To enable k3s to use the Nvidia GPU, some additional settings are required:

  1. Label the GPU node: Label your GPU node so that the Nvidia GPU Operator can target it correctly.
    kubectl label node <your-gpu-node-name> nvidia.com/gpu=true
    
  2. Check the installation: After labeling the node, check if the Nvidia GPU Operator has deployed the components successfully.
    kubectl get pods -n gpu-operator-resources
    

Step 3: Deploy a Test Application

To verify that everything is set up correctly, deploy a test application that utilizes the GPU.

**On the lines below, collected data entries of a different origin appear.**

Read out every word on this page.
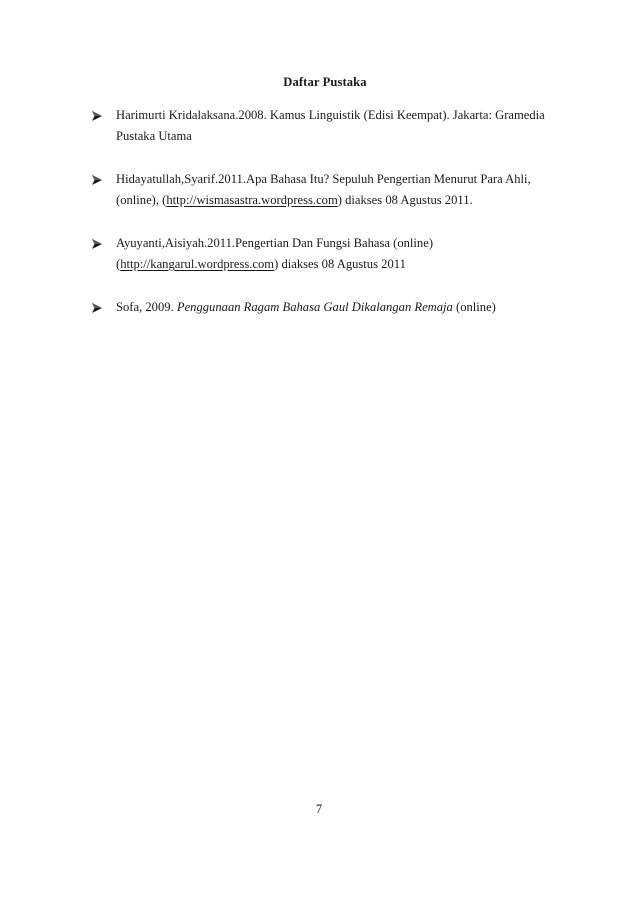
Daftar Pustaka
Harimurti Kridalaksana.2008. Kamus Linguistik (Edisi Keempat). Jakarta: Gramedia Pustaka Utama
Hidayatullah,Syarif.2011.Apa Bahasa Itu? Sepuluh Pengertian Menurut Para Ahli,(online), (http://wismasastra.wordpress.com) diakses 08 Agustus 2011.
Ayuyanti,Aisiyah.2011.Pengertian Dan Fungsi Bahasa (online) (http://kangarul.wordpress.com) diakses 08 Agustus 2011
Sofa, 2009. Penggunaan Ragam Bahasa Gaul Dikalangan Remaja (online)
7
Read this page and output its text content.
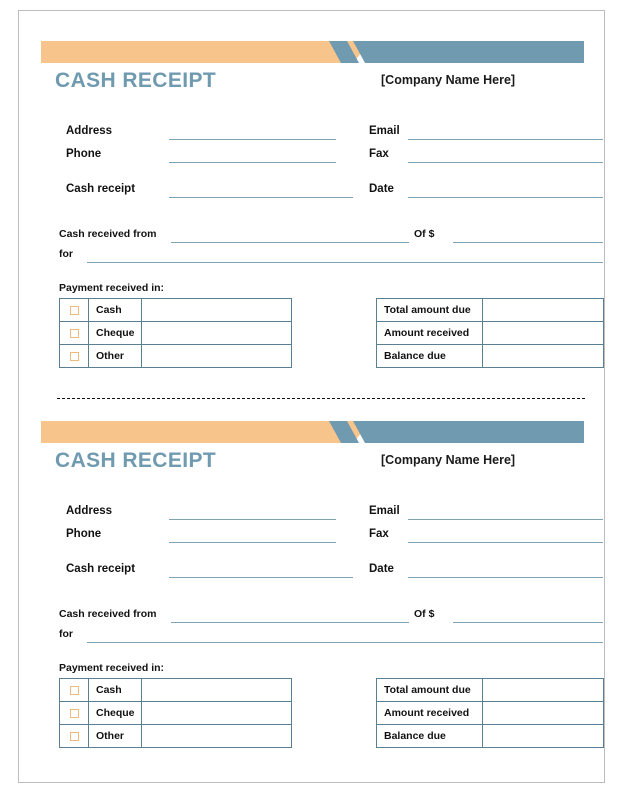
CASH RECEIPT	[Company Name Here]
Address	Email
Phone	Fax
Cash receipt	Date
Cash received from	Of $
for
Payment received in:
	Cash	
	Cheque	
	Other	
Total amount due	
Amount received	
Balance due	
CASH RECEIPT	[Company Name Here]
Address	Email
Phone	Fax
Cash receipt	Date
Cash received from	Of $
for
Payment received in:
	Cash	
	Cheque	
	Other	
Total amount due	
Amount received	
Balance due	
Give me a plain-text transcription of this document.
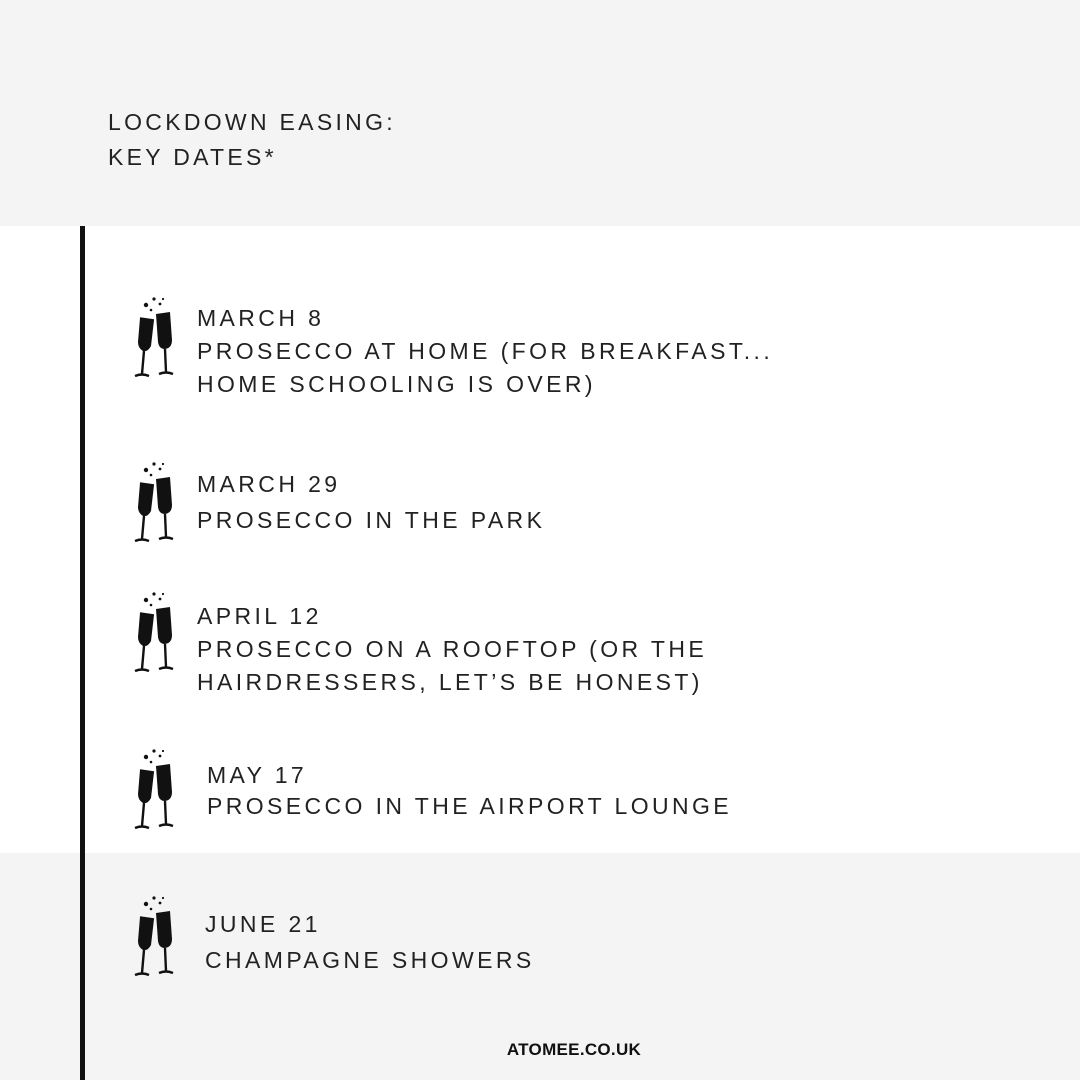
LOCKDOWN EASING:
KEY DATES*
MARCH 8
PROSECCO AT HOME (FOR BREAKFAST...
HOME SCHOOLING IS OVER)
MARCH 29
PROSECCO IN THE PARK
APRIL 12
PROSECCO ON A ROOFTOP (OR THE
HAIRDRESSERS, LET’S BE HONEST)
MAY 17
PROSECCO IN THE AIRPORT LOUNGE
JUNE 21
CHAMPAGNE SHOWERS
ATOMEE.CO.UK
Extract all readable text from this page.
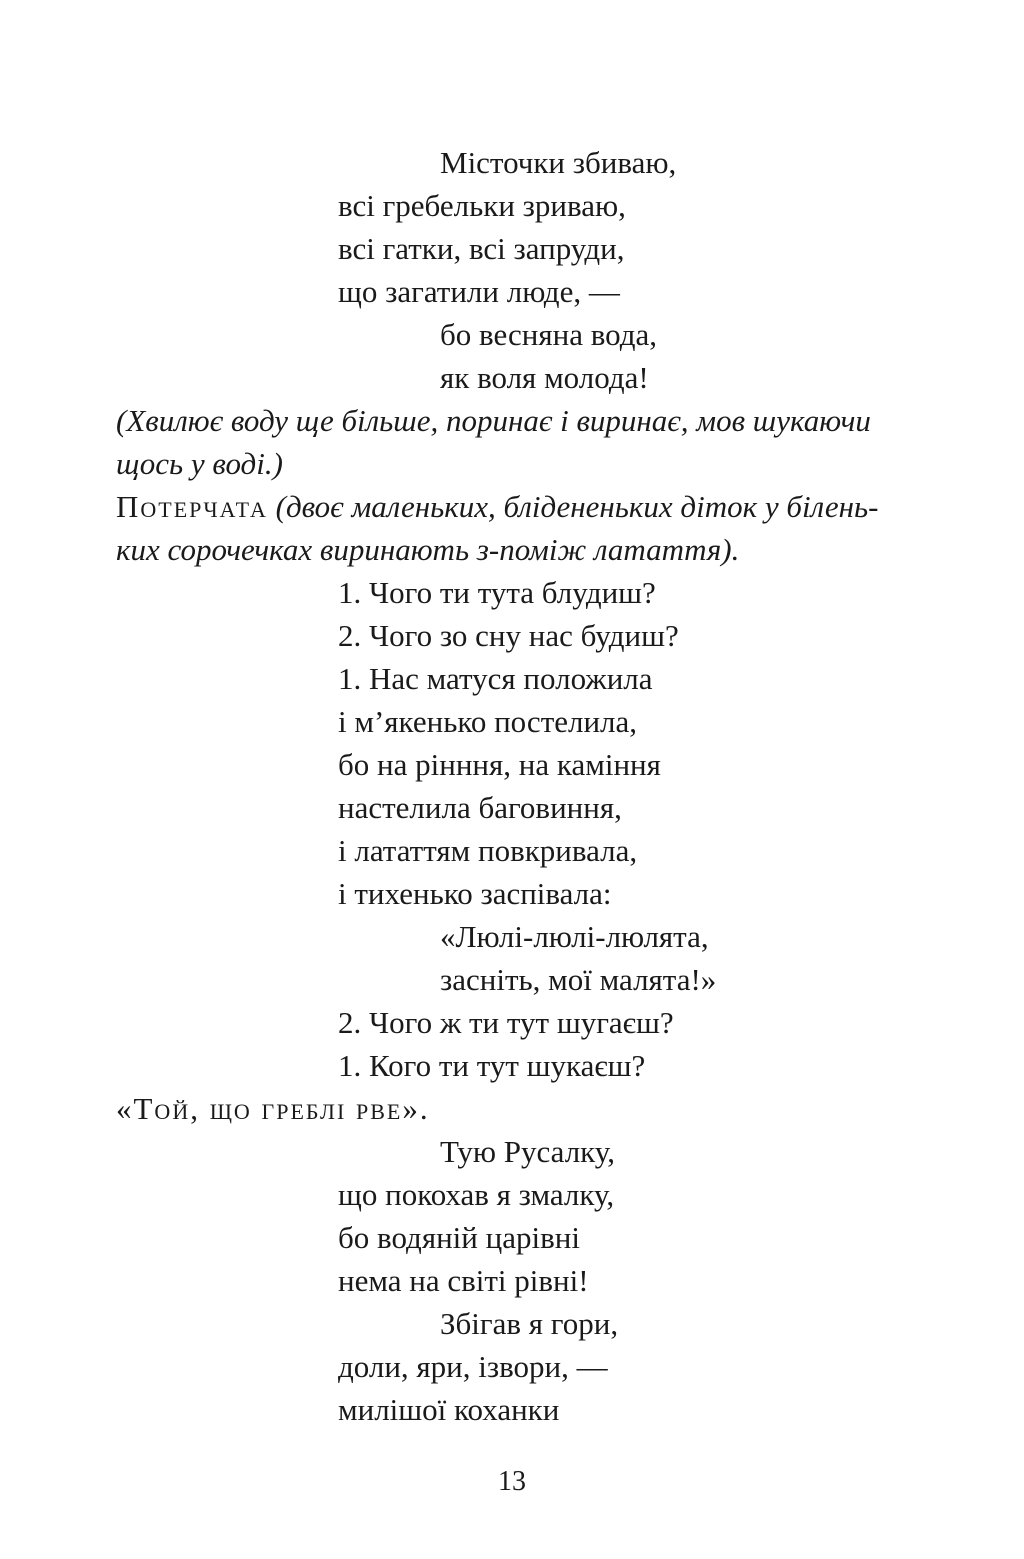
Місточки збиваю,
всі гребельки зриваю,
всі гатки, всі запруди,
що загатили люде, —
бо весняна вода,
як воля молода!
(Хвилює воду ще більше, поринає і виринає, мов шукаючи
щось у воді.)
Потерчата (двоє маленьких, блідененьких діток у білень-
ких сорочечках виринають з-поміж латаття).
1. Чого ти тута блудиш?
2. Чого зо сну нас будиш?
1. Нас матуся положила
і м’якенько постелила,
бо на рінння, на каміння
настелила баговиння,
і лататтям повкривала,
і тихенько заспівала:
«Люлі-люлі-люлята,
засніть, мої малята!»
2. Чого ж ти тут шугаєш?
1. Кого ти тут шукаєш?
«Той, що греблі рве».
Тую Русалку,
що покохав я змалку,
бо водяній царівні
нема на світі рівні!
Збігав я гори,
доли, яри, ізвори, —
милішої коханки
13
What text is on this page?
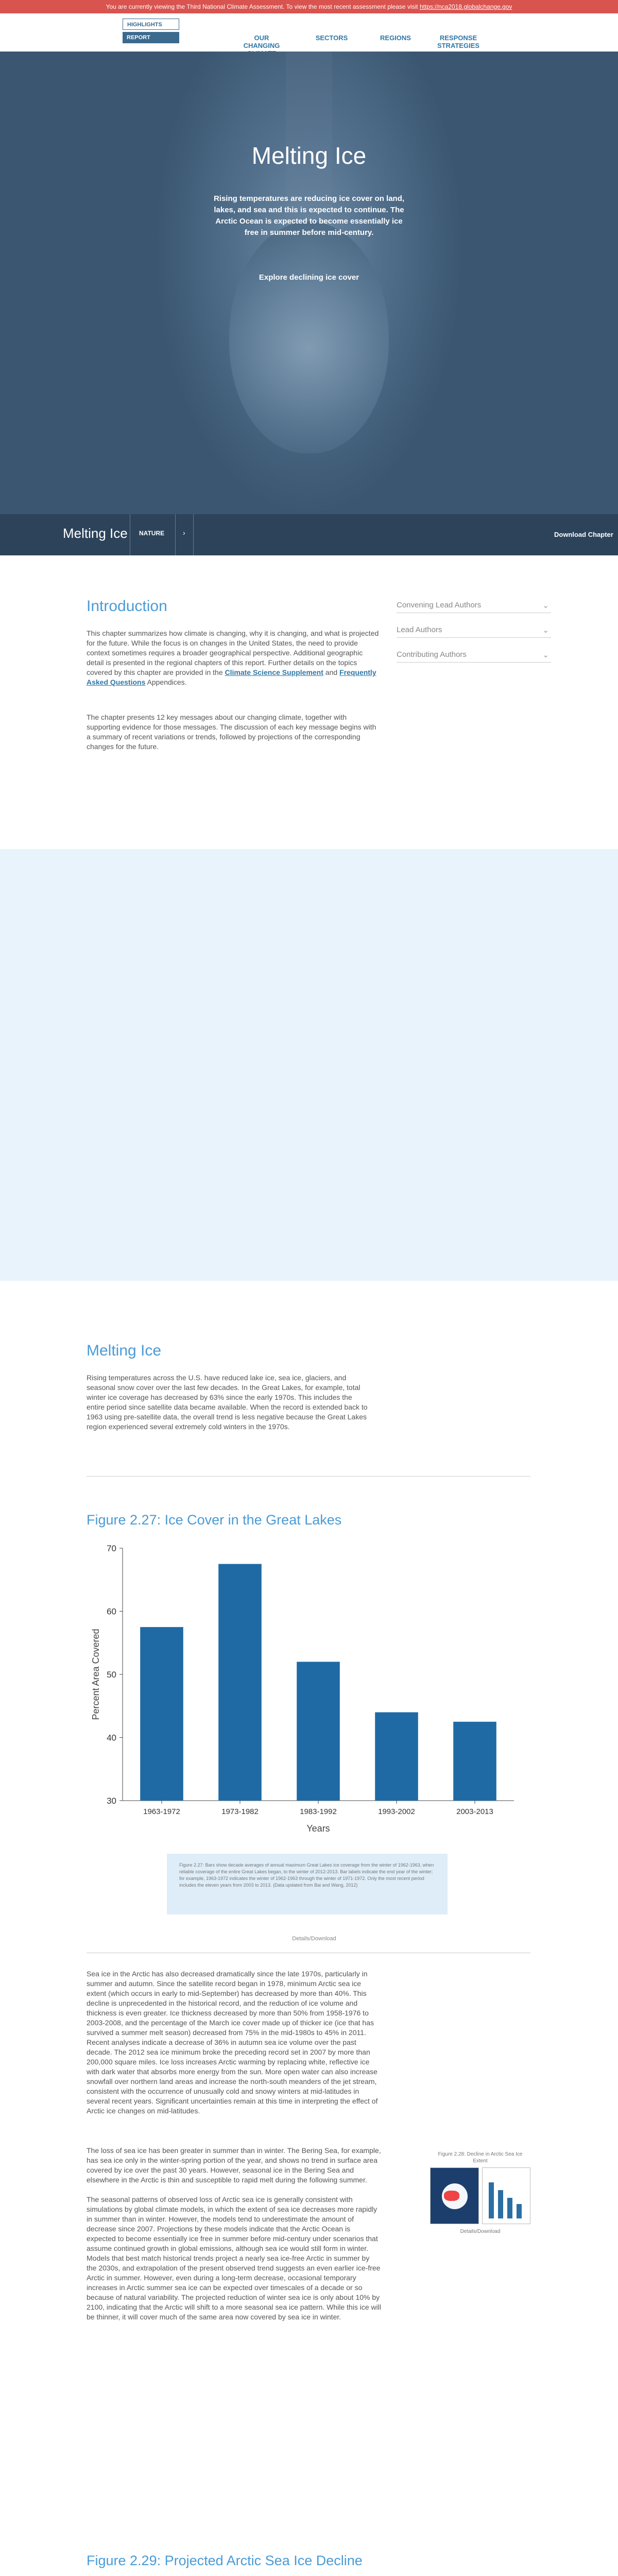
You are currently viewing the Third National Climate Assessment. To view the most recent assessment please visit https://nca2018.globalchange.gov
HIGHLIGHTS
REPORT	OUR CHANGING
SECTORS	REGIONS	RESPONSE STRATEGIES
Melting Ice

Rising temperatures are reducing ice cover on land, lakes, and sea and this is expected to continue. The Arctic Ocean is expected to become essentially ice free in summer before mid-century.

Explore declining ice cover
Melting Ice NATURE	›	Download Chapter
Introduction

This chapter summarizes how climate is changing, why it is changing, and what is projected for the future. While the focus is on changes in the United States, the need to provide context sometimes requires a broader geographical perspective. Additional geographic detail is presented in the regional chapters of this report. Further details on the topics covered by this chapter are provided in the Climate Science Supplement and Frequently Asked Questions Appendices.

The chapter presents 12 key messages about our changing climate, together with supporting evidence for those messages. The discussion of each key message begins with a summary of recent variations or trends, followed by projections of the corresponding changes for the future.

Convening Lead Authors	⌄
Lead Authors	⌄
Contributing Authors	⌄
Melting Ice

Rising temperatures across the U.S. have reduced lake ice, sea ice, glaciers, and seasonal snow cover over the last few decades. In the Great Lakes, for example, total winter ice coverage has decreased by 63% since the early 1970s. This includes the entire period since satellite data became available. When the record is extended back to 1963 using pre-satellite data, the overall trend is less negative because the Great Lakes region experienced several extremely cold winters in the 1970s.

Figure 2.27: Ice Cover in the Great Lakes
30
40
50
60
70
1963-1972	1973-1982	1983-1992	1993-2002	2003-2013
Years
Percent Area Covered
Figure 2.27: Bars show decade averages of annual maximum Great Lakes ice coverage from the winter of 1962-1963, when reliable coverage of the entire Great Lakes began, to the winter of 2012-2013. Bar labels indicate the end year of the winter; for example, 1963-1972 indicates the winter of 1962-1963 through the winter of 1971-1972. Only the most recent period includes the eleven years from 2003 to 2013. (Data updated from Bai and Wang, 2012)
Details/Download

Sea ice in the Arctic has also decreased dramatically since the late 1970s, particularly in summer and autumn. Since the satellite record began in 1978, minimum Arctic sea ice extent (which occurs in early to mid-September) has decreased by more than 40%. This decline is unprecedented in the historical record, and the reduction of ice volume and thickness is even greater. Ice thickness decreased by more than 50% from 1958-1976 to 2003-2008, and the percentage of the March ice cover made up of thicker ice (ice that has survived a summer melt season) decreased from 75% in the mid-1980s to 45% in 2011. Recent analyses indicate a decrease of 36% in autumn sea ice volume over the past decade. The 2012 sea ice minimum broke the preceding record set in 2007 by more than 200,000 square miles. Ice loss increases Arctic warming by replacing white, reflective ice with dark water that absorbs more energy from the sun. More open water can also increase snowfall over northern land areas and increase the north-south meanders of the jet stream, consistent with the occurrence of unusually cold and snowy winters at mid-latitudes in several recent years. Significant uncertainties remain at this time in interpreting the effect of Arctic ice changes on mid-latitudes.

The loss of sea ice has been greater in summer than in winter. The Bering Sea, for example, has sea ice only in the winter-spring portion of the year, and shows no trend in surface area covered by ice over the past 30 years. However, seasonal ice in the Bering Sea and elsewhere in the Arctic is thin and susceptible to rapid melt during the following summer.

The seasonal patterns of observed loss of Arctic sea ice is generally consistent with simulations by global climate models, in which the extent of sea ice decreases more rapidly in summer than in winter. However, the models tend to underestimate the amount of decrease since 2007. Projections by these models indicate that the Arctic Ocean is expected to become essentially ice free in summer before mid-century under scenarios that assume continued growth in global emissions, although sea ice would still form in winter. Models that best match historical trends project a nearly sea ice-free Arctic in summer by the 2030s, and extrapolation of the present observed trend suggests an even earlier ice-free Arctic in summer. However, even during a long-term decrease, occasional temporary increases in Arctic summer sea ice can be expected over timescales of a decade or so because of natural variability. The projected reduction of winter sea ice is only about 10% by 2100, indicating that the Arctic will shift to a more seasonal sea ice pattern. While this ice will be thinner, it will cover much of the same area now covered by sea ice in winter.

Figure 2.28: Decline in Arctic Sea Ice Extent
Details/Download
Figure 2.29: Projected Arctic Sea Ice Decline
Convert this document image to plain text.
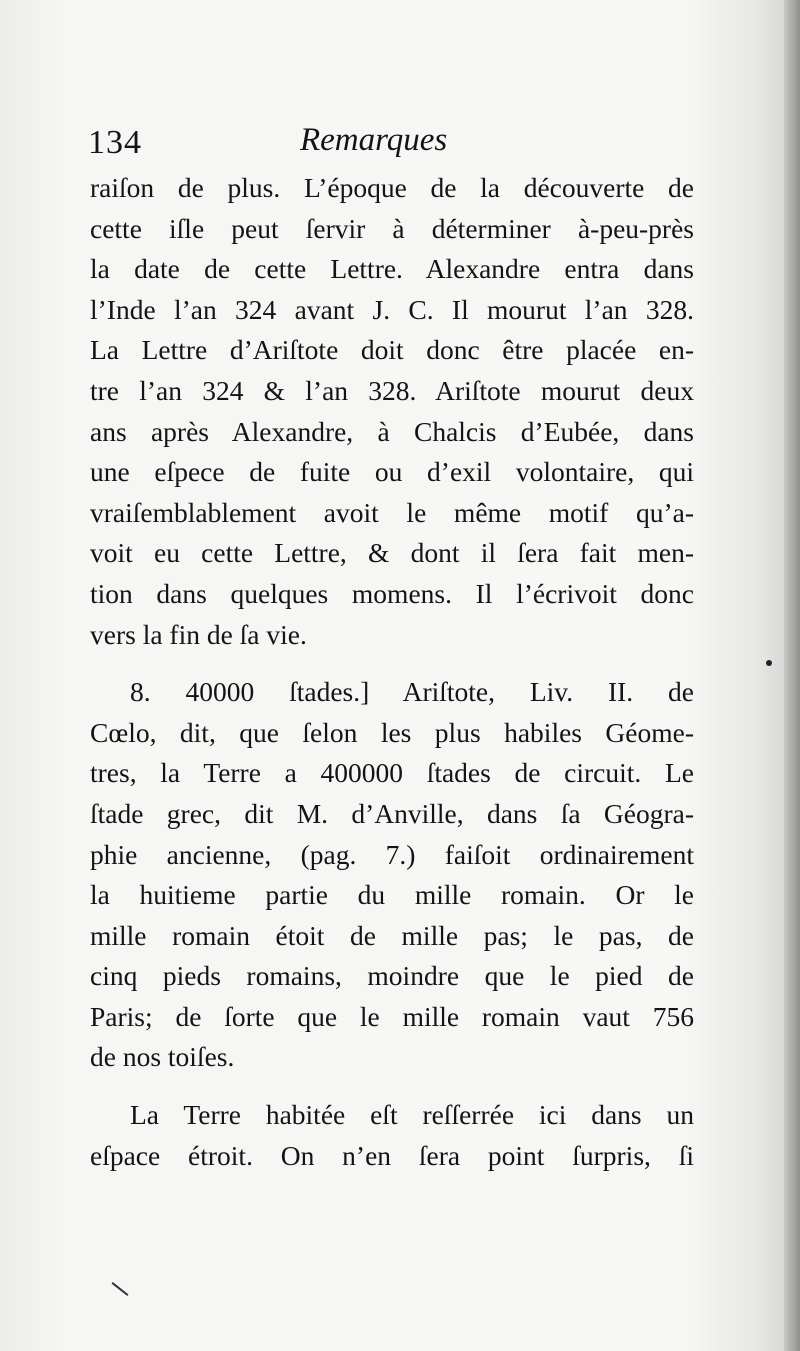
134	Remarques
raiſon de plus. L’époque de la découverte de
cette iſle peut ſervir à déterminer à-peu-près
la date de cette Lettre. Alexandre entra dans
l’Inde l’an 324 avant J. C. Il mourut l’an 328.
La Lettre d’Ariſtote doit donc être placée en-
tre l’an 324 & l’an 328. Ariſtote mourut deux
ans après Alexandre, à Chalcis d’Eubée, dans
une eſpece de fuite ou d’exil volontaire, qui
vraiſemblablement avoit le même motif qu’a-
voit eu cette Lettre, & dont il ſera fait men-
tion dans quelques momens. Il l’écrivoit donc
vers la fin de ſa vie.
8. 40000 ſtades.] Ariſtote, Liv. II. de
Cœlo, dit, que ſelon les plus habiles Géome-
tres, la Terre a 400000 ſtades de circuit. Le
ſtade grec, dit M. d’Anville, dans ſa Géogra-
phie ancienne, (pag. 7.) faiſoit ordinairement
la huitieme partie du mille romain. Or le
mille romain étoit de mille pas; le pas, de
cinq pieds romains, moindre que le pied de
Paris; de ſorte que le mille romain vaut 756
de nos toiſes.
La Terre habitée eſt reſſerrée ici dans un
eſpace étroit. On n’en ſera point ſurpris, ſi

  1. Create a test deployment file (cuda-test.yaml):
    apiVersion: v1
    kind: Pod
    metadata:
      name: cuda-vector-add
    spec:
      containers:
        - name: cuda-vector-add
          image: nvidia/cuda:11.0-base
          command: ["sh", "-c", "curl -s https://raw.githubusercontent.com/NVIDIA/cuda-samples/master/Samples/vectorAdd/vectorAdd.cu -o /tmp/vectorAdd.cu && nvcc /tmp/vectorAdd.cu -o /tmp/vectorAdd && /tmp/vectorAdd"]
          resources:
            limits:
              nvidia.com/gpu: 1
    
  2. Deploy the application:
    kubectl apply -f cuda-test.yaml
    
  3. Check the application output: Verify that the application is using the GPU by checking its logs.
    kubectl logs cuda-vector-add
    

Conclusion

You have successfully configured a k3s cluster to utilize an Nvidia GPU using the Nvidia GPU Operator. This setup allows for the efficient deployment of GPU-accelerated applications in a Kubernetes environment.